Consequence: This will never bring us peace. This will never free Palestine, this will never give the Jewish people a rest. You can’t expect people not to retaliate against perceived wrongs, much less when those wrongs precede a funeral. The consequence will be more death, and if one of yours has killed one of theirs, then one of yours will die. It will always be this way unless someone starts forgiving.
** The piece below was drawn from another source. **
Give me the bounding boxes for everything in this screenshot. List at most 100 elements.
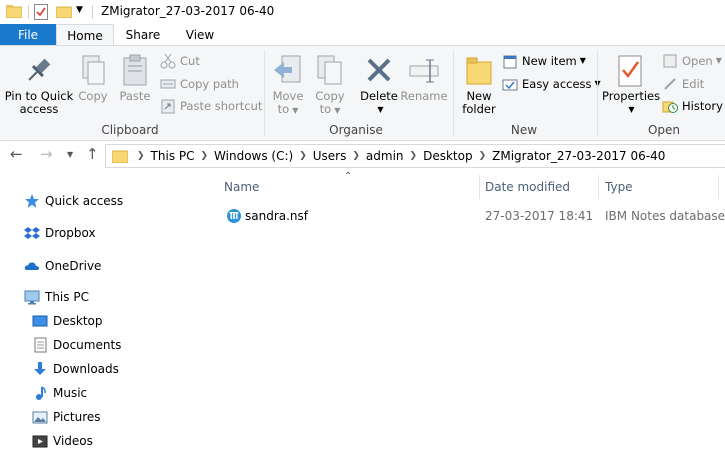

Two days ago, I was shopping cat food at my pet shop. The staff and I were having pizza and a laugh when the new girl got a call. There was some agitated talk in Russian, and I was just going to do an impression of angry Russian speech, when she hung up, and, staring blankly ahead, said: “My friend died.” The 20-year-old border guard, Binyamin Yakobowitz, who looks like 14 in Haaretz’s article, had been the “someone I know” of “someone I know”. You may just cringe, make a sad face, even feel a stab in your chest when you read names of casualties on your side, but you don’t know them, so you mourn them as you would Heath Ledger. Somehow you keep telling yourself: it’s never gonna be anyone I know. Yes, my friend at the pet shop told herself the same, I’m sure. Most Palestinians, those who hate Israelis, but abhorr violence, don’t want youths going out to attack soldiers or civilians, they hate hearing someone from their neighborhood has committed an attack. Not just because they know someone who isn’t the perpetrator, will suffer for the actions of the latter, but also because they might one day find themselves too close to the Israeli retaliation squad. However, they reall start internalizing how bad these attacks are, when it’s their own flesh and blood who eats retaliation. They, like us, tell themselves it’s never them, always the others. It’s always the others’ fault, and it’s always the others’ losses.

No.

We are all the others. And we never know who’ll be mourning whom next. But what we all must internalise, is that the mourning will continue, and one day hit too close for comfort, unless either of us, any of us, stop making others mourn.